A federal appeals court on Wednesday affirmed a lower court's ruling striking down Utah's ban on gay marriage.

A three-judge panel of the Tenth Circuit Court of Appeals in Denver declared Utah's ban unconstitutional in a 112-page ruling.

The ruling reads in part: “Last year the [Supreme Court] entertained the federal aspect of the issue in striking down [section 3] of the Defense of Marriage Act (DOMA) … yet left open the question presented to us now in full bloom: May a State of the Union constitutionally deny a citizen the benefit or protection of the laws of the State based solely upon the sex of the person that citizen chooses to marry?”

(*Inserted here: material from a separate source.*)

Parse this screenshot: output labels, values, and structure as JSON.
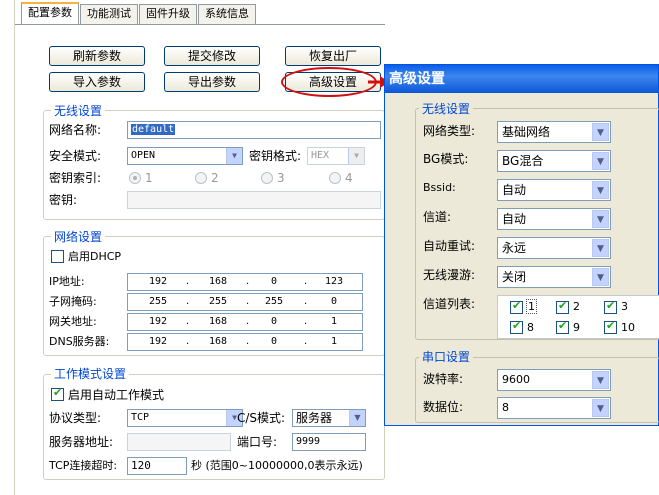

“Having heard and carefully considered the argument of the litigants, we conclude that, consistent with the United States Constitution, the State of Utah may not do so. We hold that the Fourteenth Amendment protects the fundamental right to marry, establish a family, raise children, and enjoy the full protection of a state's marital laws. A state may not deny the issuance of a marriage license to two persons, or refuse to recognize their marriage, based solely upon the sex of the persons in the marriage union.”

In 2008, Utah voters approved Amendment 3, an amendment to the state's constitution defining marriage as a heterosexual union.

The case, heard by the appeals court in April, was the first to reach the appellate level since the Supreme Court struck down DOMA last year. An appeal in a similar case striking down Oklahoma's ban is still before the court.